I do think a relation is super important for no other reason other than being able to clean things up, like transitioning the state of some originating entity based on the one it was converted into’s state. There is some potential to work around it with relations, but you’d end up having to define relationships that map entities based on rules for every combination of things you could convert between and you’d have to keep the names consistent.
To me this is something that should exist and most people would expect, but I think there are a bunch of other important things I’d care about ahead of it.
This is an annoyance I have overcome by moving the Apps into alignment, and gradually the bottom ones reappear. But agree the “App Map” you are talking about (this also needs a name in the Fibery vernacular) should not have this happen by default, or at least there should be info on how to fix it easier. This took me an age to figure out, and asked support to help, who didn’t actually know how to fix it, either!

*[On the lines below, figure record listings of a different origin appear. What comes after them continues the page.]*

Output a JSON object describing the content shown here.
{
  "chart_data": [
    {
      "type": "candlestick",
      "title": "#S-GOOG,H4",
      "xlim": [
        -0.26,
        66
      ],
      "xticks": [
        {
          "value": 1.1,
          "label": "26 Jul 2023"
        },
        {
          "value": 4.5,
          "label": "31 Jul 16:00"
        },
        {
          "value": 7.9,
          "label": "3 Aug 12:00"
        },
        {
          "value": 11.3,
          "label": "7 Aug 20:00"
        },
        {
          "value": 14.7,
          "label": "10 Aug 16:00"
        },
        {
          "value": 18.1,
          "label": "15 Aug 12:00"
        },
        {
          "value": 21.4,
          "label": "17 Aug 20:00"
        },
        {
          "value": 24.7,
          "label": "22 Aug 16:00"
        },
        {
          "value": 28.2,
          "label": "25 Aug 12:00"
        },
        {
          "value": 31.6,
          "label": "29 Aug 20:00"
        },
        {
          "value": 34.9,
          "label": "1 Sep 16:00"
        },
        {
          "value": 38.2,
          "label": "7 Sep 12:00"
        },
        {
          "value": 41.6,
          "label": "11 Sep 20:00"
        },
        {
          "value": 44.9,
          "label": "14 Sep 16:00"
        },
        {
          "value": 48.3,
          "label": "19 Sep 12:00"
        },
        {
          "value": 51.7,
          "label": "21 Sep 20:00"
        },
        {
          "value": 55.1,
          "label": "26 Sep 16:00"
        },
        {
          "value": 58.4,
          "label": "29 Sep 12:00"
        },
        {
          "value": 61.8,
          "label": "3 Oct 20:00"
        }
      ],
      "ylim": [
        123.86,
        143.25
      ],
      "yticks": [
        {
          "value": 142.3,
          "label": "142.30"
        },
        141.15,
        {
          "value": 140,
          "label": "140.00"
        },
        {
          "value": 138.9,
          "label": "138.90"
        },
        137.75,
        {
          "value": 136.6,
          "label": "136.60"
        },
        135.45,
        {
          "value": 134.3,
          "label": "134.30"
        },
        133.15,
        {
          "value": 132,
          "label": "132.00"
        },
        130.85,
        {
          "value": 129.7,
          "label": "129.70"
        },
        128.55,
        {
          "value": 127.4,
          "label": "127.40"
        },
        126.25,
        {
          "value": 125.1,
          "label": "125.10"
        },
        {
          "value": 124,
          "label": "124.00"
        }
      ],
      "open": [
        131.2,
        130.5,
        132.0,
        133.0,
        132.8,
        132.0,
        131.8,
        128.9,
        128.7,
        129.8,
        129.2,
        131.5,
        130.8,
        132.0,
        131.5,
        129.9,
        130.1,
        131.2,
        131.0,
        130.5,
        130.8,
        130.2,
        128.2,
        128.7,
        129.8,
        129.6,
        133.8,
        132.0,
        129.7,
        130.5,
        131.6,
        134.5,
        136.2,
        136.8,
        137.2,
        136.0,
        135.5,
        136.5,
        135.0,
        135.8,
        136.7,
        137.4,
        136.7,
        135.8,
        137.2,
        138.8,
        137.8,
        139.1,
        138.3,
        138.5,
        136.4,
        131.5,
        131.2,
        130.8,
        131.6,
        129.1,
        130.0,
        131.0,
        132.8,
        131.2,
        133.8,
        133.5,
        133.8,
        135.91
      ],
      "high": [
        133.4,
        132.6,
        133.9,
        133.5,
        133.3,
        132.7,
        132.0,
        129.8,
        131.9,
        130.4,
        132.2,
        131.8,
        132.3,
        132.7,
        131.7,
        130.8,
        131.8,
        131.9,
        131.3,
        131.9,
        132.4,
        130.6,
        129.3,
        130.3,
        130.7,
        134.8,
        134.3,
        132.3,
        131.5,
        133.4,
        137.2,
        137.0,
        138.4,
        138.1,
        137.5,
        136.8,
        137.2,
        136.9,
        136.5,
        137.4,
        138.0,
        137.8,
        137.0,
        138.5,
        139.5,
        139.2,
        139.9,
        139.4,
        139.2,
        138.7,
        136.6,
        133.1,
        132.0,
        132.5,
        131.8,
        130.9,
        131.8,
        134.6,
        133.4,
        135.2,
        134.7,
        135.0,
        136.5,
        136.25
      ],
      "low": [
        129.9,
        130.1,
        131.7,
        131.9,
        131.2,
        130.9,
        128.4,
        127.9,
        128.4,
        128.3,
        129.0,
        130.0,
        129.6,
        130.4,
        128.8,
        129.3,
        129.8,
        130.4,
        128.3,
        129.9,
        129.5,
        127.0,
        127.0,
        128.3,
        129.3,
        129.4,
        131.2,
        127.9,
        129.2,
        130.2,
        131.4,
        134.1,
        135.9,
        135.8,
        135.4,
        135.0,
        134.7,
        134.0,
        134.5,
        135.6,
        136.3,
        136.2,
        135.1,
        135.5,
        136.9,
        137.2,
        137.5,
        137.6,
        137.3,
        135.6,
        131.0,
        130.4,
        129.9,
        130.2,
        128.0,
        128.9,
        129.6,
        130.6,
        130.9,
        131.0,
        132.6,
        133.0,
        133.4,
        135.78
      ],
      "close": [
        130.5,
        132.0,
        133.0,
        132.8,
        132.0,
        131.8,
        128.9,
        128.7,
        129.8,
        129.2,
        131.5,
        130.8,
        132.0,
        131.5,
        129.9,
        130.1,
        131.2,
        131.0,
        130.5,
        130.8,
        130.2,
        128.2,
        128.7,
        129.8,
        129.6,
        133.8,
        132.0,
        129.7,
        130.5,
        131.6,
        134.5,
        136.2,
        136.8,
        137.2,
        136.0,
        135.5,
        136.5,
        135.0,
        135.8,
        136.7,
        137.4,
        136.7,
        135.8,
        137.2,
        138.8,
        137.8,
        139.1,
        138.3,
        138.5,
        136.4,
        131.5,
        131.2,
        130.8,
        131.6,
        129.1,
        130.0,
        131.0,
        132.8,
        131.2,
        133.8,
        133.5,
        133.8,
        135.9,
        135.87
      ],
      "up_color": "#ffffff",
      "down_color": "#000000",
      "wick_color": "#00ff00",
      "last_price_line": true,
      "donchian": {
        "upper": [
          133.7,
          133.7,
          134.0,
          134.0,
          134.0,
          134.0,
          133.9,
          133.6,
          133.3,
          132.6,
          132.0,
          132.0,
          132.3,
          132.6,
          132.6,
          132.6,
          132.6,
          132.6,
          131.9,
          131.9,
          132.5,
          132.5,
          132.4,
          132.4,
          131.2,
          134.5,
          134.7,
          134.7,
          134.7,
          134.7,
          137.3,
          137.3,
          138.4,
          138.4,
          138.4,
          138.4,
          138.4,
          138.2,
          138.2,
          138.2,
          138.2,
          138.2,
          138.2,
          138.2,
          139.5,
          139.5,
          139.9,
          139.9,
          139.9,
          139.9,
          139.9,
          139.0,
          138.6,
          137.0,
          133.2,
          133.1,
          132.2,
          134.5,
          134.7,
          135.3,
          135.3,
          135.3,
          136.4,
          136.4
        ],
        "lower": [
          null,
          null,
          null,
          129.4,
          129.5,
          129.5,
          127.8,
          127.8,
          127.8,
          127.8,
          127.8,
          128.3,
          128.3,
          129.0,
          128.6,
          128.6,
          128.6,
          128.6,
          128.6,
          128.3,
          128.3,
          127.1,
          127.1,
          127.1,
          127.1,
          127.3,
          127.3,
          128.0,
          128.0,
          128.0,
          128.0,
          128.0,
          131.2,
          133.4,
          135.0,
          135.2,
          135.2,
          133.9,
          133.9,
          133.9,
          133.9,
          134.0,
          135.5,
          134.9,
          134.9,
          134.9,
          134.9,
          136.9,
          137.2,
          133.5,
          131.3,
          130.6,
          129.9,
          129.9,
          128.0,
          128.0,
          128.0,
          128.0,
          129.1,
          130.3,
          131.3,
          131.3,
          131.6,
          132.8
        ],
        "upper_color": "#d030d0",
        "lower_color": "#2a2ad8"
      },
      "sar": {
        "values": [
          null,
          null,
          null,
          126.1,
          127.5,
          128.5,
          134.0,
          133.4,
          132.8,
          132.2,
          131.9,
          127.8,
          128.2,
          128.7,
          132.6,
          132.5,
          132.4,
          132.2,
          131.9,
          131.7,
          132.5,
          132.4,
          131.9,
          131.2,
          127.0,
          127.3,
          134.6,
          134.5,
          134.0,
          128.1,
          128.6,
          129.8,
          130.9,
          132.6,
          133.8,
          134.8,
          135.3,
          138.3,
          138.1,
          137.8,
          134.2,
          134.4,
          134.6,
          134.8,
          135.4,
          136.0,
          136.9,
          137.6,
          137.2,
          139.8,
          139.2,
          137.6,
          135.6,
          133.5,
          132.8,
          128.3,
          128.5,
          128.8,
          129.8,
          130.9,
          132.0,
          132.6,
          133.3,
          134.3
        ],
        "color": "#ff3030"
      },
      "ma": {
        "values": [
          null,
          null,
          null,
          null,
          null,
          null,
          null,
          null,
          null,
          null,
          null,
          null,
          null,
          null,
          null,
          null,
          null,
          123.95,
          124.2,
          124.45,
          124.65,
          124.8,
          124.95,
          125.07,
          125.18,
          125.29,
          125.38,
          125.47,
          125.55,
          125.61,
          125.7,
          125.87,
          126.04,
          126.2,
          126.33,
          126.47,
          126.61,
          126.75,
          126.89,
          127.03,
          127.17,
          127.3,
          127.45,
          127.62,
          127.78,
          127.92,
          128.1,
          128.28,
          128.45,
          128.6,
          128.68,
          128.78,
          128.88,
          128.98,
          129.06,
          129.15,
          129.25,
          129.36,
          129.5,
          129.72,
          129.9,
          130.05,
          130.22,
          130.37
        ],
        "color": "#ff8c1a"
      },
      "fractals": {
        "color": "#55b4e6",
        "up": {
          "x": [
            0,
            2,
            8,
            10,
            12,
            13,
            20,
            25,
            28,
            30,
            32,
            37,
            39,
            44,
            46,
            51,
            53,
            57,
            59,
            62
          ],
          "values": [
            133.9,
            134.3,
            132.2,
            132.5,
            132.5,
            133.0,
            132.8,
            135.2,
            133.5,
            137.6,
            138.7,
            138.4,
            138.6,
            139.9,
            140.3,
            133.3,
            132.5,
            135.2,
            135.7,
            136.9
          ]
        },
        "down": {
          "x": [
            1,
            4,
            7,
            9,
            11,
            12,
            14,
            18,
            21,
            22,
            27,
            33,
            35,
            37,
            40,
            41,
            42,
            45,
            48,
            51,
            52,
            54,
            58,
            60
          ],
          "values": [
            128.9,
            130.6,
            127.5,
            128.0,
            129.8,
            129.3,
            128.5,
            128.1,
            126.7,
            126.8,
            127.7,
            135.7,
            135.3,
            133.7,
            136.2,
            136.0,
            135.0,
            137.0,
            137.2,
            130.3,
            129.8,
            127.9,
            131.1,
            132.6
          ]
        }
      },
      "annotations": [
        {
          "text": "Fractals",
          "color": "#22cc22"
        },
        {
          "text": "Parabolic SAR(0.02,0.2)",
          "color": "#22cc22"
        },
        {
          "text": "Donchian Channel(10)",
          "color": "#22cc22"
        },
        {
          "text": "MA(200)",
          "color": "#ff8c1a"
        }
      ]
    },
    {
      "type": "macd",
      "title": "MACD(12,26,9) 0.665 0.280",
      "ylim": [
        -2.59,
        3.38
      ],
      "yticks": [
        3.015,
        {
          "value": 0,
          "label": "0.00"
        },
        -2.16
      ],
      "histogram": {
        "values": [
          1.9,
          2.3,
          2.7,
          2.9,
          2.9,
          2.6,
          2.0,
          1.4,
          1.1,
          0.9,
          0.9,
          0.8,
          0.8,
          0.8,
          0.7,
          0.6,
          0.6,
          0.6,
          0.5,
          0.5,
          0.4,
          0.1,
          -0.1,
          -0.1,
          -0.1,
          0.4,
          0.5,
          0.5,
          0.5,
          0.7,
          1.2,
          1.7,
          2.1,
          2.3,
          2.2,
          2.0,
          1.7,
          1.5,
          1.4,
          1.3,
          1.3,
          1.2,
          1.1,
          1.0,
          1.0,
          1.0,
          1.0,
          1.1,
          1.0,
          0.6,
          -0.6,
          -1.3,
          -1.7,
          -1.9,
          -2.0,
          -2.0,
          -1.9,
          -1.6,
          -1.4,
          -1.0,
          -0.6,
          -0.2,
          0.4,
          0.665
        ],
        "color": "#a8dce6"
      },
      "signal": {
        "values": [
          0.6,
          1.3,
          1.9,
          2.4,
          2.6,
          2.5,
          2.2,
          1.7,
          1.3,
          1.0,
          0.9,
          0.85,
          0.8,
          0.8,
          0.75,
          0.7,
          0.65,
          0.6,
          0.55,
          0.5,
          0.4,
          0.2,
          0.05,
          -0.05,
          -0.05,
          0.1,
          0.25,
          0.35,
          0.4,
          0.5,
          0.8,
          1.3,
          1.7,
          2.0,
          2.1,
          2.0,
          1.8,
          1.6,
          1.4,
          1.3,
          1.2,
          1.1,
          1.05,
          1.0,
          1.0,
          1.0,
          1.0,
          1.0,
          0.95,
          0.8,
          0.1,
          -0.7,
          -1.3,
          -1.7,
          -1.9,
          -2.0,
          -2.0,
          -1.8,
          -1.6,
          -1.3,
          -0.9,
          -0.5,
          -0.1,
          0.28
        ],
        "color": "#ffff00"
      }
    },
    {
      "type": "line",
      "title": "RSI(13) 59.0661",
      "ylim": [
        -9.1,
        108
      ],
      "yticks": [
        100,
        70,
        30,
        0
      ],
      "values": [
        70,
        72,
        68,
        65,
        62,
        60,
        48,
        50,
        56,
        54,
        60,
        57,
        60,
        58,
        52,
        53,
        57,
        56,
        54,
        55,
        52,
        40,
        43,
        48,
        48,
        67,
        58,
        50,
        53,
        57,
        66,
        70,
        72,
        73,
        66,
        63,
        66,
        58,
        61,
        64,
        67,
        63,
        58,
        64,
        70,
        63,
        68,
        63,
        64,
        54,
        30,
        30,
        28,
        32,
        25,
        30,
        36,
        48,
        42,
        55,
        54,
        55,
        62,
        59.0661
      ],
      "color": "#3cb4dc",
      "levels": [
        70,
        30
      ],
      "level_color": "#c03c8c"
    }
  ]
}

This is a great feature though, and I’d like to plug again for a feature that would do the same automatically, but at the Type level. Would help solve some of the missing “auto-generating” whiteboard functionality, too:
…and wanted to respond separately re: these points:
Very glad to get that commentary! 100% I am somebody who expects traceability between the newly generated Entity, and originating one. It is very had to keep track of the origin of the new ones without this relationship as your Fibery instance starts to proliferate. One of the great benefits of Fibery is its near Roam-like ability to trace links between docs, Entities, etc. which is great for Augmenting Knowledge as the team is highly focused on now. So it’s puzzling to me why they would leave out such linking between an Entity that is created out of an existing one. For those that do know Roam, think about how this looks in Roam: you simply write “[[” and you create a new Page - the equivalent of Entity I think - from an existing one. The relationship is created, and Roam wouldn’t be Roam without this essential piece.
I have set up relations, and also my team takes care to make sure that if an Entity in our Fibery originates from another, we make a reference. I was really hoping not to have to do that manually anymore with this feature. so I consider it incomplete without the auto-linking of some sort.